Similar instances in other states:
- Bihar is not the first to cross the line. Other States that have already surpassed the 50% limit, even excluding the EWS quota, are Chhattisgarh (72%), Tamil Nadu (69%, under a 1994 Act protected under the ninth Schedule of the Constitution), and several north-eastern States including Arunachal Pradesh, Meghalaya, Mizoram and Nagaland (80% each).
- Lakshadweep has a whopping 100% reservations for Scheduled Tribes. Previous attempts by Maharashtra and Rajasthan have been struck down by the courts.
What’s next?
- The Bihar Government appears to be following the footsteps of other States that have already breached the 50% ceiling limit.
- It seems inevitable that the validity of the two Bihar laws will be carried to the Supreme Court, and the Court will be urged to reconsider the 50% ceiling limit entirely. It remains to be seen whether the court will be inclined to do so.
FSB concerns about crypto asset intermediaries
(GS Paper 3, Economy)
Why in news?
- The international Financial Stability Board (FSB)’s latest report on crypto-asset intermediaries sought measures to enhance cross-border cooperation and information sharing among local authorities.
- This is to effectively regulate and address gaps in multi-function crypto-asset intermediaries (MCIs) operating globally.
- Specifically referring to the FTX collapse in November 2022, it highlights potential risks associated with MCIs that combine different activities within the platform.
How does the report define MCIs?
- The report defines MCIs as individual firms, or groups of affiliated firms that offer a range of crypto-based services, products and functions which primarily revolve around operating of the trading platform. Examples include Binance, Bitfinex and Coinbase.
- In the traditional financial landscape, the functions are provided by separate entities, instead of the same entity. This prevents conflict of interest and promotes market integrity, investor protection and financial stability.
- The primary source of revenue for these platforms are the transaction fees generated from trading-related activities, the traded security here being self-issued crypto assets. Trades from alternative platforms may also indirectly drive additional demand for other services offered by the platform.
- These may include prepaid debit cards and lending, among other services. This shows that the aspirations of MCIs extend beyond just trading to becoming a “one-stop shop” for crypto-based services.
- FSB’s report observes that the magnitude of these revenue sources is unclear because of the limited publicly disclosed information.
What about transparency?
- The report observes that most MCIs are not transparent about their corporate structure. Further, they are privately held. Even if they disclose information, it is typically for a small part of their business, specific to a jurisdiction.
- Much of the available information has surfaced through press coverage, court filings and regulatory actions and not public disclosures.
- It observed that MCIs failed to create a “meaningful separation” between potentially conflicting business lines, and provide clear account of transactions and activities or audit practices, among other things.
- The report suggests this could be intentional, to limit understanding of their vulnerabilities, economic models and activities, thus, to also evade regulatory oversight.
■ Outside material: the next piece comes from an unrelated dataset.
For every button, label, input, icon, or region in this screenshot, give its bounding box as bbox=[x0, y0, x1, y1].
Overall, this translates to lowered or non-existent oversight parameters for management of risk and governance frameworks.
What about spillovers?
- Based on available evidence, the threat to global financial stability and to the real economy from the failure of an MCI is presently “limited.”
- However, recent experience about failure or closure of “crypto-asset-friendly” banks reveal the prevalence of concentrated deposit exposures to firms whose business models rely in some form on crypto assets.
- In March 2023, Silvergate Bank had to wind down its operations and voluntarily liquidate. This was after the FTX collapse and an ensuing loss of confidence (in crypto-assets) that resulted in a ‘run-off’ (investors moving away from riskier to safer assets).